= Network as a service =

Provision of computer networking technology to an organization

Network as a service (NaaS) is a term used to describe the provision of computer networking technology to an organisation as an integrated service. It is related to terms like infrastructure as a service (IaaS), platform as a service (PaaS), software as a service (SaaS), and software-defined networking (SDN).

Historic definitions focused on fundamental concepts of NaaS, including describing services for network transport connectivity. NaaS also involves the optimization of resource allocations by considering network and computing resources as a unified whole.

== Description ==
With cloud computing, NaaS is one of the transports between dynamic collaborators outside of the cloud (an update to the classic enterprise WAN architecture) and between enterprise resources in private, often multi-tenant, data center (MTDC) facilities and in the public Cloud Service Providers (CSPs), including the interconnection between all of these in a "cloud first" enterprise architecture.

Before the new WAN connectivity patterns, enterprise WAN architectures, and consumption models resulting from the adoption of cloud computing and the network programmability focus introduced by SDN, NaaS was sometimes used to describe more traditional network resource-sharing concepts like the provision of a virtual network service by the owners of the network infrastructure to a third party.

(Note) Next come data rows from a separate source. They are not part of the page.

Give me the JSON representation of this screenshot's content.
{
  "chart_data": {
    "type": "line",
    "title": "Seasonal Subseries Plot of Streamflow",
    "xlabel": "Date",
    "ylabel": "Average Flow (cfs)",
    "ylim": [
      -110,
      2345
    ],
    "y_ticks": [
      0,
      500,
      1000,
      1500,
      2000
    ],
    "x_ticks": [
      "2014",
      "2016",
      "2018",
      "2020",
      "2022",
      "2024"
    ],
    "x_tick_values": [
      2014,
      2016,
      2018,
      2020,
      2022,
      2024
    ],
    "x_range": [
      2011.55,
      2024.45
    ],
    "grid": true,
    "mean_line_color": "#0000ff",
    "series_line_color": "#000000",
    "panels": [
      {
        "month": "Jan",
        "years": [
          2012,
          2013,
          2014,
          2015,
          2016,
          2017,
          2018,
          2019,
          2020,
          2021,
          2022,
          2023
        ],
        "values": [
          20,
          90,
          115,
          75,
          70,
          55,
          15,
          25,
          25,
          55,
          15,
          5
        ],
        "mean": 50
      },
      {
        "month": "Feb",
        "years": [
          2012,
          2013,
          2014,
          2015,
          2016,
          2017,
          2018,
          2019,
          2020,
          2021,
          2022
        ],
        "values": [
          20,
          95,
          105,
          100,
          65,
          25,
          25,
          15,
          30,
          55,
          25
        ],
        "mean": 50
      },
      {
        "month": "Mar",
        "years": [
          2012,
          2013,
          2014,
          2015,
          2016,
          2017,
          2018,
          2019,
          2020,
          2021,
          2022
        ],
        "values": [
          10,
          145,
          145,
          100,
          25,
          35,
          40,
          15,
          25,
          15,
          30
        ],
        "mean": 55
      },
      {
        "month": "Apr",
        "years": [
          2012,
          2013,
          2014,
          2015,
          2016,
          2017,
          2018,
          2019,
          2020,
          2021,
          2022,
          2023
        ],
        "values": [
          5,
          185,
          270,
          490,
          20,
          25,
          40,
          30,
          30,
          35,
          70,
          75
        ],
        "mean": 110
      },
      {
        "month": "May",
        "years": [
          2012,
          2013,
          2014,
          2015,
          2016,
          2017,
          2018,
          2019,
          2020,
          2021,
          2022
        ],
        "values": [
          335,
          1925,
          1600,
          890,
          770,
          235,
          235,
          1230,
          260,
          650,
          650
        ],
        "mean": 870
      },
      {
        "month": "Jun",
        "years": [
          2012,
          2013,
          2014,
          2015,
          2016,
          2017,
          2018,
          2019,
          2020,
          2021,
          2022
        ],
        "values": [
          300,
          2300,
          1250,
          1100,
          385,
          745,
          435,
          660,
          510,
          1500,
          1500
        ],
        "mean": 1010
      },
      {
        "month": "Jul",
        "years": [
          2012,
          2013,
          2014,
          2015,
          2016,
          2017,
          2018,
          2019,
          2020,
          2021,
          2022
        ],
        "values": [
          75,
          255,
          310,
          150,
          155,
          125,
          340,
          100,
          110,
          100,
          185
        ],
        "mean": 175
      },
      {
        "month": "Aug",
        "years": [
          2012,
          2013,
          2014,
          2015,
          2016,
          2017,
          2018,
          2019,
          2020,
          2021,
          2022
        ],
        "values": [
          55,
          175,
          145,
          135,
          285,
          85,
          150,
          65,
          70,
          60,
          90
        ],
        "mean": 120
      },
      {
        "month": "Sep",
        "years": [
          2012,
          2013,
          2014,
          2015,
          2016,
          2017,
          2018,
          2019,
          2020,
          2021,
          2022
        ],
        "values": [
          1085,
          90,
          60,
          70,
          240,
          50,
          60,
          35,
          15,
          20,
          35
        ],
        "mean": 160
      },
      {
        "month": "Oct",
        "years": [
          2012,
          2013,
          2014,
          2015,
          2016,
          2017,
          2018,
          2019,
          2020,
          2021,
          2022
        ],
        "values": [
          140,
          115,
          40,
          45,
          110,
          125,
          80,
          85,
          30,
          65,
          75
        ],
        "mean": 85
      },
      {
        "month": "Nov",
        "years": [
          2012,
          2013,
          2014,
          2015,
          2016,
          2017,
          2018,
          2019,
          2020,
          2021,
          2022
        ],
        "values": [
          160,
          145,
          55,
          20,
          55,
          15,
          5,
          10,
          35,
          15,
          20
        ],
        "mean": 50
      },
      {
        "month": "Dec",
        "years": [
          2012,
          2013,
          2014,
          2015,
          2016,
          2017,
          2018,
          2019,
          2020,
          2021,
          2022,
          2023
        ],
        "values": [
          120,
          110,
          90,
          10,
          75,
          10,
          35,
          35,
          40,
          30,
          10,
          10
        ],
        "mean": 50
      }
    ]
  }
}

Some service models include:
- Connectivity cloud: A model in which a private fiber fabric or wireline "middle mile" network is used to bypass often less-optimal public (internet) routing and congestion to provide connectivity for critical Enterprise resources and services access. Controlled via a distributed software platform, the model supports "cloud-aligned" elastic consumption including on-demand provisioning, any-to-any connectivity, and flexible bandwidth deployment (see BoD) through both portal and programmable API operation and introspection. By integrating the platform API with provisioning and application deployment playbooks, the resulting WAN can realize an infrastructure as code paradigm for wide area networks—"network-as-code". The resulting services include custom WAN inter-connectivity, hybrid cloud and multi-cloud connectivity. This model is employed by a facility-based provider, and is not reliant on another network as an underlay (like VPN or IP transit-based network models). While the operations design is direct-to-consumer, because of its programmability and its facilities base, this model can also support the Virtual Network Operator model for wireline connectivity in a manner similar to the mobile network virtualization model (MVNO) for wireless networks.
- Connecting through the cloud: It is considered that 2 or more locations/systems are connected through the cloud when they use the service provided by the cloud - Network as a Service. The equipment that builds the cloud network services (switch, router, firewall, border leaf, etc.) is responsible for this connection. It is not even necessary to use the IaaS service to have 2 or more locations connected in the cloud.
- Virtual private network (VPN): A tunnel overlay that extends a private network and the resources contained in the network across networks like the public Internet. It enables a host computer to send and receive data across shared or public networks as if it were a public network with the functionality and policies of the private network.
- Virtual network operation: A model common in mobile networks in which a telecommunications manufacturer or independent network operator builds and operates a network (wireless or transport connectivity) and sells its communication access capabilities to third parties, commonly mobile phone operators, charging by capacity utilization. A mobile virtual network operator (MVNO) is a mobile communications services provider that does not own the radio spectrum or wireless network infrastructure over which it provides services. Commonly a MVNO offers its communication services using the network infrastructure of an established mobile network operator.
- Non-internet connectivity can also be managed and controlled through a NaaS, such as booking time on satellite transponders for international television connections. While the reservation is made through a web page or API on the internet, the actual satellite connection might use an MPEG Transport Stream with no IP layer at all.